Case ID: so3d_201/html/0212-02.html
Source: Caselaw Access Project
Author: {"author": "PER CURIAM.", "license": "Public Domain", "url": "https://static.case.law/"}
Date Created: 2024-08-24T03:29:51.129683

Robert EVINS, Appellant, v. STATE of Florida, Appellee.
    No. 5D16-898.
    District Court of Appeal of Florida, Fifth District.
    Sept. 30, 2016.
    Robert Evins, Clermont, pro se.
    Pamela Jo Bondi, Attorney General, Tallahassee, and Kaylee D. Tatman, Assistant Attorney General, Daytona Beach, for Ap-pellee.
   PER CURIAM.

We affirm the trial court’s revocation of Appellant’s probation. The State presented competent substantial evidence at trial that Appellant violated conditions (3) and (13) of his probation. However, we conclude that the court erred in finding that Appellant also violated condition (5) of his probation by being arrested for committing a new criminal offense because “[i]t is improper to revoke probation based solely upon proof that the probationer had been arrested.” Prater v. State, 161 So.3d 489, 491 (Fla. 5th DCA 2014) (citing Hines v. State, 358 So.2d 183, 185 (Fla.1978)). The State did not separately present evidence at trial that Appellant had committed a new criminal offense while on probation.

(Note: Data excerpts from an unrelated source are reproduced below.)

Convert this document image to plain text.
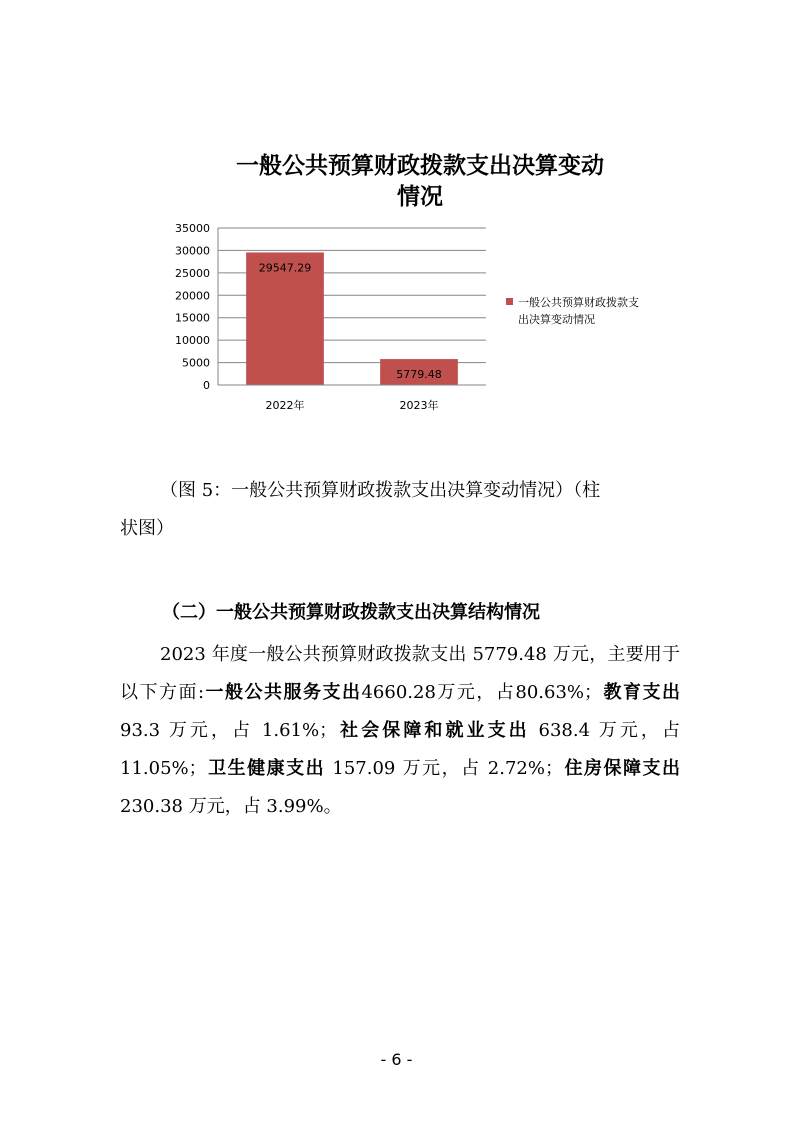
一般公共预算财政拨款支出决算变动
情况
0
5000
10000
15000
20000
25000
30000
35000
29547.29
2022年
5779.48
2023年
一般公共预算财政拨款支
出决算变动情况

（图 5：一般公共预算财政拨款支出决算变动情况）（柱

状图）

（二）一般公共预算财政拨款支出决算结构情况

2023 年度一般公共预算财政拨款支出 5779.48 万元，主要用于以下方面:一般公共服务支出4660.28万元，占80.63%；教育支出 93.3 万元，占 1.61%；社会保障和就业支出 638.4 万元，占 11.05%；卫生健康支出 157.09 万元，占 2.72%；住房保障支出 230.38 万元，占 3.99%。

- 6 -
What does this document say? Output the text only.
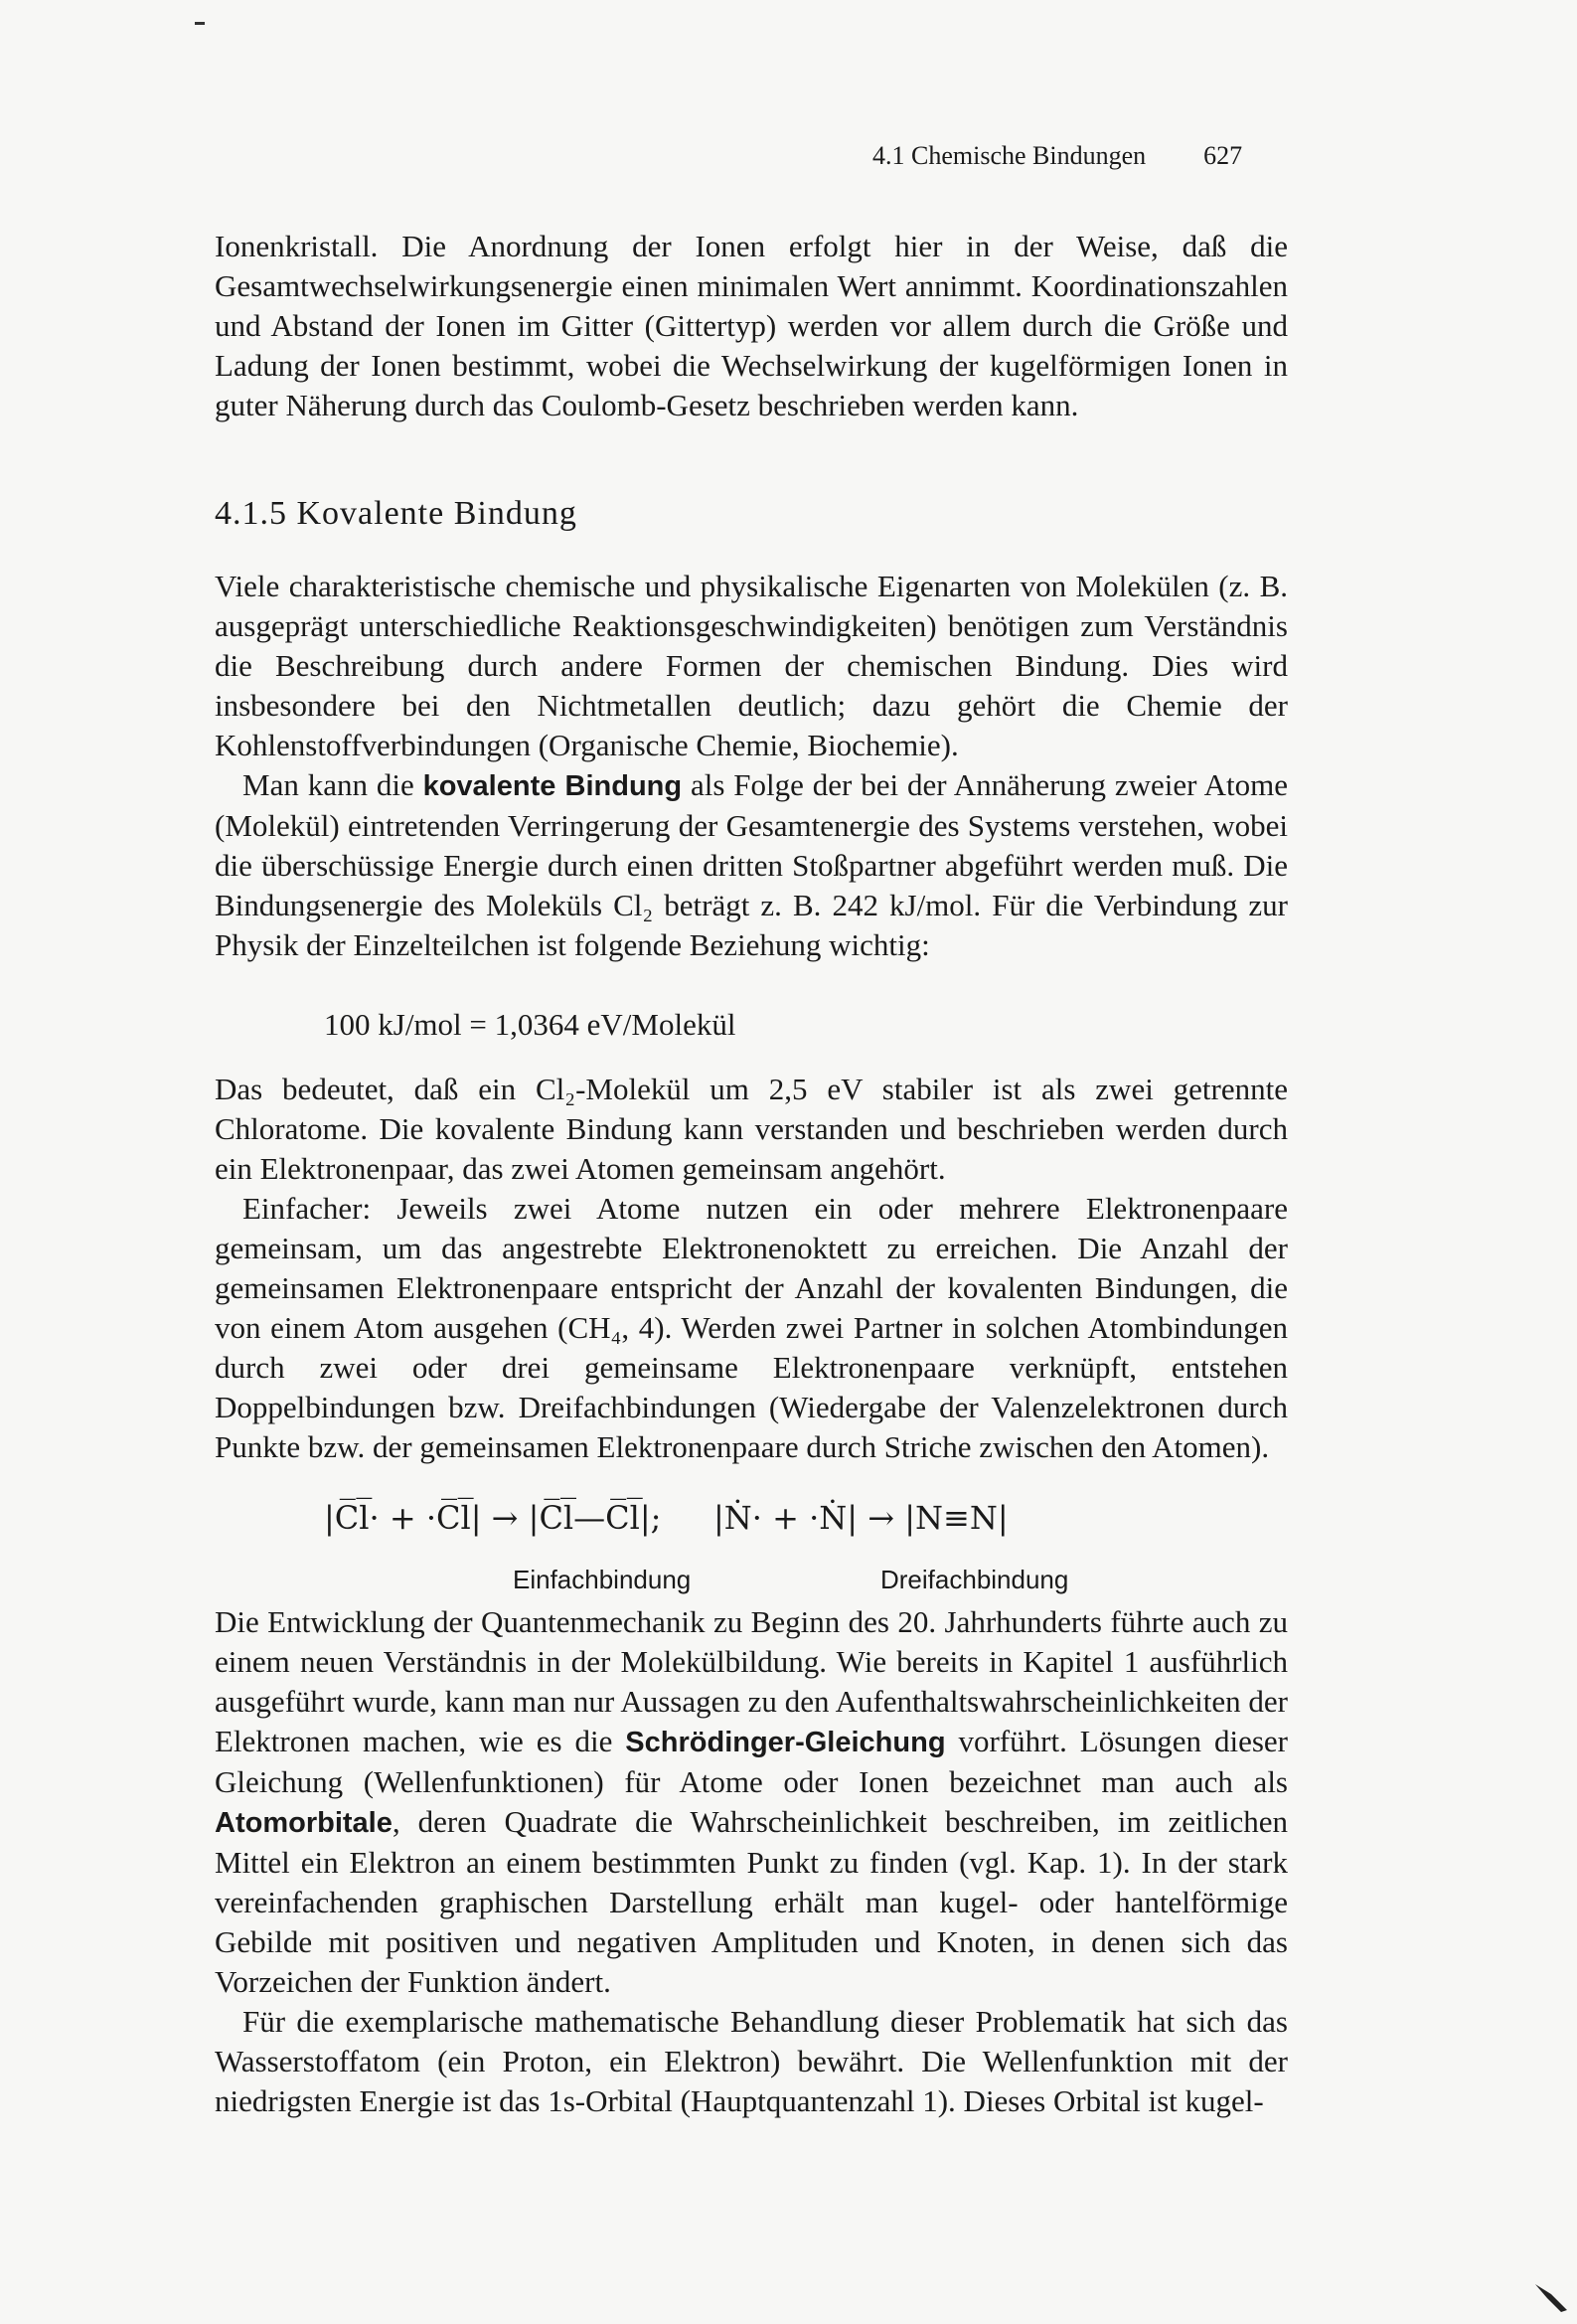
4.1 Chemische Bindungen 627

Ionenkristall. Die Anordnung der Ionen erfolgt hier in der Weise, daß die Gesamtwechselwirkungsenergie einen minimalen Wert annimmt. Koordinationszahlen und Abstand der Ionen im Gitter (Gittertyp) werden vor allem durch die Größe und Ladung der Ionen bestimmt, wobei die Wechselwirkung der kugelförmigen Ionen in guter Näherung durch das Coulomb-Gesetz beschrieben werden kann.

4.1.5 Kovalente Bindung

Viele charakteristische chemische und physikalische Eigenarten von Molekülen (z. B. ausgeprägt unterschiedliche Reaktionsgeschwindigkeiten) benötigen zum Verständnis die Beschreibung durch andere Formen der chemischen Bindung. Dies wird insbesondere bei den Nichtmetallen deutlich; dazu gehört die Chemie der Kohlenstoffverbindungen (Organische Chemie, Biochemie).

Man kann die kovalente Bindung als Folge der bei der Annäherung zweier Atome (Molekül) eintretenden Verringerung der Gesamtenergie des Systems verstehen, wobei die überschüssige Energie durch einen dritten Stoßpartner abgeführt werden muß. Die Bindungsenergie des Moleküls Cl₂ beträgt z. B. 242 kJ/mol. Für die Verbindung zur Physik der Einzelteilchen ist folgende Beziehung wichtig:

100 kJ/mol = 1,0364 eV/Molekül

Das bedeutet, daß ein Cl₂-Molekül um 2,5 eV stabiler ist als zwei getrennte Chloratome. Die kovalente Bindung kann verstanden und beschrieben werden durch ein Elektronenpaar, das zwei Atomen gemeinsam angehört.

Einfacher: Jeweils zwei Atome nutzen ein oder mehrere Elektronenpaare gemeinsam, um das angestrebte Elektronenoktett zu erreichen. Die Anzahl der gemeinsamen Elektronenpaare entspricht der Anzahl der kovalenten Bindungen, die von einem Atom ausgehen (CH₄, 4). Werden zwei Partner in solchen Atombindungen durch zwei oder drei gemeinsame Elektronenpaare verknüpft, entstehen Doppelbindungen bzw. Dreifachbindungen (Wiedergabe der Valenzelektronen durch Punkte bzw. der gemeinsamen Elektronenpaare durch Striche zwischen den Atomen).

|C̅l̅· + ·C̅l̅| → |C̅l̅—C̅l̅|; |Ṅ· + ·Ṅ| → |N≡N|
Einfachbindung	Dreifachbindung

Die Entwicklung der Quantenmechanik zu Beginn des 20. Jahrhunderts führte auch zu einem neuen Verständnis in der Molekülbildung. Wie bereits in Kapitel 1 ausführlich ausgeführt wurde, kann man nur Aussagen zu den Aufenthaltswahrscheinlichkeiten der Elektronen machen, wie es die Schrödinger-Gleichung vorführt. Lösungen dieser Gleichung (Wellenfunktionen) für Atome oder Ionen bezeichnet man auch als Atomorbitale, deren Quadrate die Wahrscheinlichkeit beschreiben, im zeitlichen Mittel ein Elektron an einem bestimmten Punkt zu finden (vgl. Kap. 1). In der stark vereinfachenden graphischen Darstellung erhält man kugel- oder hantelförmige Gebilde mit positiven und negativen Amplituden und Knoten, in denen sich das Vorzeichen der Funktion ändert.

Für die exemplarische mathematische Behandlung dieser Problematik hat sich das Wasserstoffatom (ein Proton, ein Elektron) bewährt. Die Wellenfunktion mit der niedrigsten Energie ist das 1s-Orbital (Hauptquantenzahl 1). Dieses Orbital ist kugel-
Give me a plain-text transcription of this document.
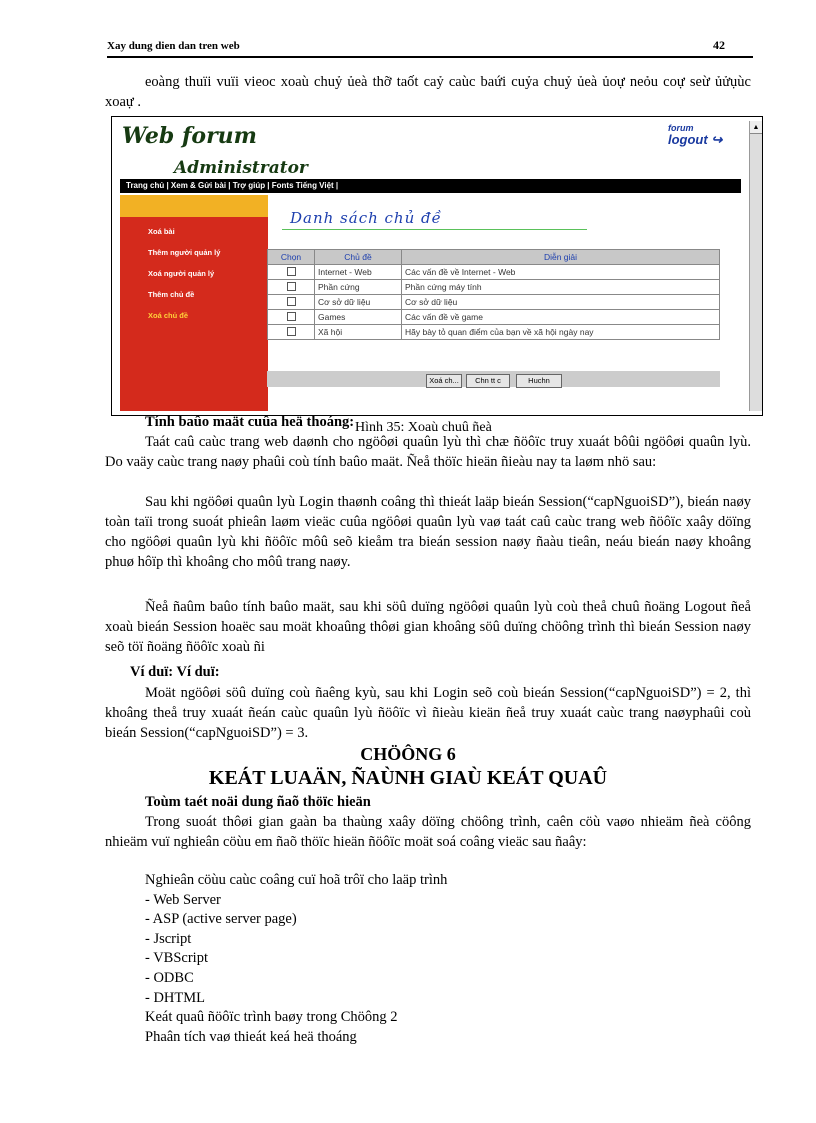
Xay dung dien dan tren web	42
eoàng thuïi vuïi vieoc xoaù chuỷ ủeà thỡ taốt caỷ caùc baứi cuỷa chuỷ ủeà ủoự neỏu coự seừ ủửụùc xoaự .
Web forum
Administrator
forum
logout ↪
▲
Trang chủ | Xem & Gửi bài | Trợ giúp | Fonts Tiếng Việt |
Xoá bài
Thêm người quản lý
Xoá người quản lý
Thêm chủ đề
Xoá chủ đề
Danh sách chủ đề
Chọn	Chủ đề	Diễn giải
	Internet - Web	Các vấn đề về Internet - Web
	Phần cứng	Phần cứng máy tính
	Cơ sở dữ liệu	Cơ sở dữ liệu
	Games	Các vấn đề về game
	Xã hội	Hãy bày tỏ quan điểm của bạn về xã hội ngày nay
Xoá ch...	Chn tt c	Huchn
Hình 35: Xoaù chuû ñeà
Tính baûo maät cuûa heä thoáng:
Taát caû caùc trang web daønh cho ngöôøi quaûn lyù thì chæ ñöôïc truy xuaát bôûi ngöôøi quaûn lyù. Do vaäy caùc trang naøy phaûi coù tính baûo maät. Ñeå thöïc hieän ñieàu nay ta laøm nhö sau:
Sau khi ngöôøi quaûn lyù Login thaønh coâng thì thieát laäp bieán Session(“capNguoiSD”), bieán naøy toàn taïi trong suoát phieân laøm vieäc cuûa ngöôøi quaûn lyù vaø taát caû caùc trang web ñöôïc xaây döïng cho ngöôøi quaûn lyù khi ñöôïc môû seõ kieåm tra bieán session naøy ñaàu tieân, neáu bieán naøy khoâng phuø hôïp thì khoâng cho môû trang naøy.
Ñeå ñaûm baûo tính baûo maät, sau khi söû duïng ngöôøi quaûn lyù coù theå chuû ñoäng Logout ñeå xoaù bieán Session hoaëc sau moät khoaûng thôøi gian khoâng söû duïng chöông trình thì bieán Session naøy seõ töï ñoäng ñöôïc xoaù ñi
Ví duï: Ví duï:
Moät ngöôøi söû duïng coù ñaêng kyù, sau khi Login seõ coù bieán Session(“capNguoiSD”) = 2, thì khoâng theå truy xuaát ñeán caùc quaûn lyù ñöôïc vì ñieàu kieän ñeå truy xuaát caùc trang naøyphaûi coù bieán Session(“capNguoiSD”) = 3.
CHÖÔNG 6
KEÁT LUAÄN, ÑAÙNH GIAÙ KEÁT QUAÛ
Toùm taét noäi dung ñaõ thöïc hieän
Trong suoát thôøi gian gaàn ba thaùng xaây döïng chöông trình, caên cöù vaøo nhieäm ñeà cöông nhieäm vuï nghieân cöùu em ñaõ thöïc hieän ñöôïc moät soá coâng vieäc sau ñaây:
Nghieân cöùu caùc coâng cuï hoã trôï cho laäp trình
- Web Server
- ASP (active server page)
- Jscript
- VBScript
- ODBC
- DHTML
Keát quaû ñöôïc trình baøy trong Chöông 2
Phaân tích vaø thieát keá heä thoáng
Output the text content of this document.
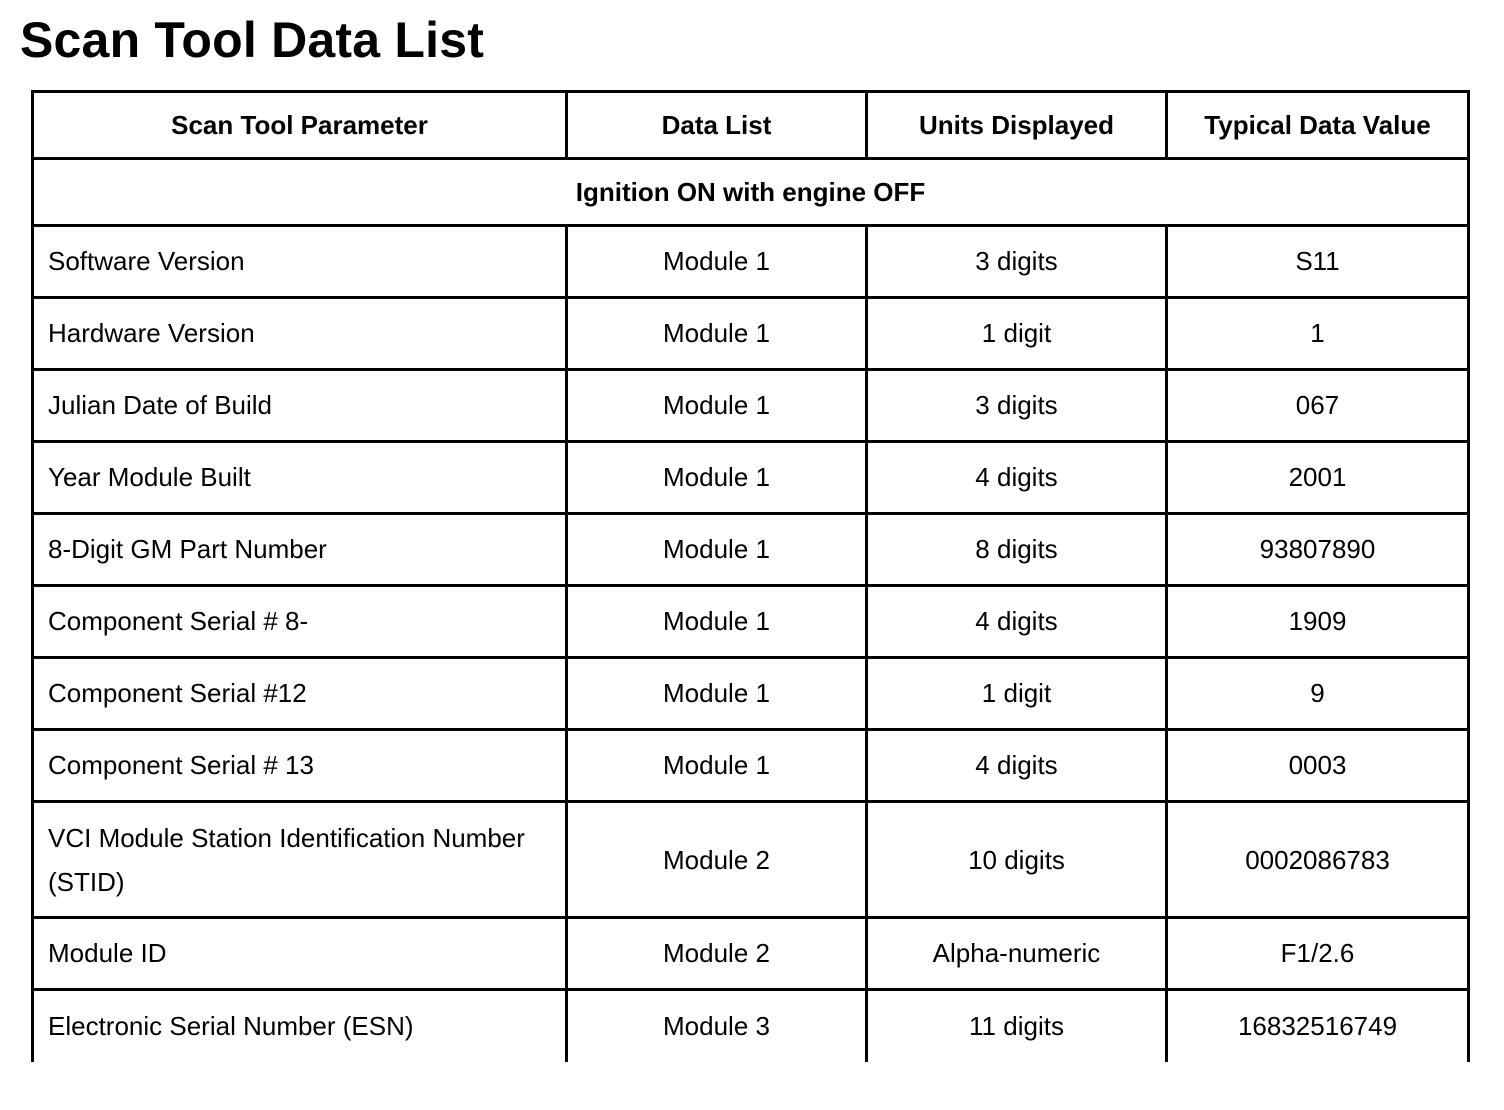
Scan Tool Data List
Scan Tool Parameter	Data List	Units Displayed	Typical Data Value
Ignition ON with engine OFF			
Software Version	Module 1	3 digits	S11
Hardware Version	Module 1	1 digit	1
Julian Date of Build	Module 1	3 digits	067
Year Module Built	Module 1	4 digits	2001
8-Digit GM Part Number	Module 1	8 digits	93807890
Component Serial # 8-	Module 1	4 digits	1909
Component Serial #12	Module 1	1 digit	9
Component Serial # 13	Module 1	4 digits	0003
VCI Module Station Identification Number (STID)	Module 2	10 digits	0002086783
Module ID	Module 2	Alpha-numeric	F1/2.6
Electronic Serial Number (ESN)	Module 3	11 digits	16832516749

We find it unnecessary to remand this case for the trial court to reconsider the prison sentence that it had imposed because it is clear from the record that the court would have revoked Appellant’s probation and imposed the same sentence based solely upon Appellant’s violation of conditions (3) and (13) of his probation. See Arnau v. State, 80 So.3d 457 (Fla. 1st DCA 2012); Ware v. State, 54 So.3d 1074 (Fla. 1st DCA 2011).

Accordingly, we affirm the revocation of probation based upon the violations of conditions (3) and (13) and remand for the trial court to strike that portion of the revocation order finding that appellant violated condition (5) of his probation.

AFFIRMED and REMANDED for correction of revocation order.

TORPY, COHEN and LAMBERT, JJ., concur.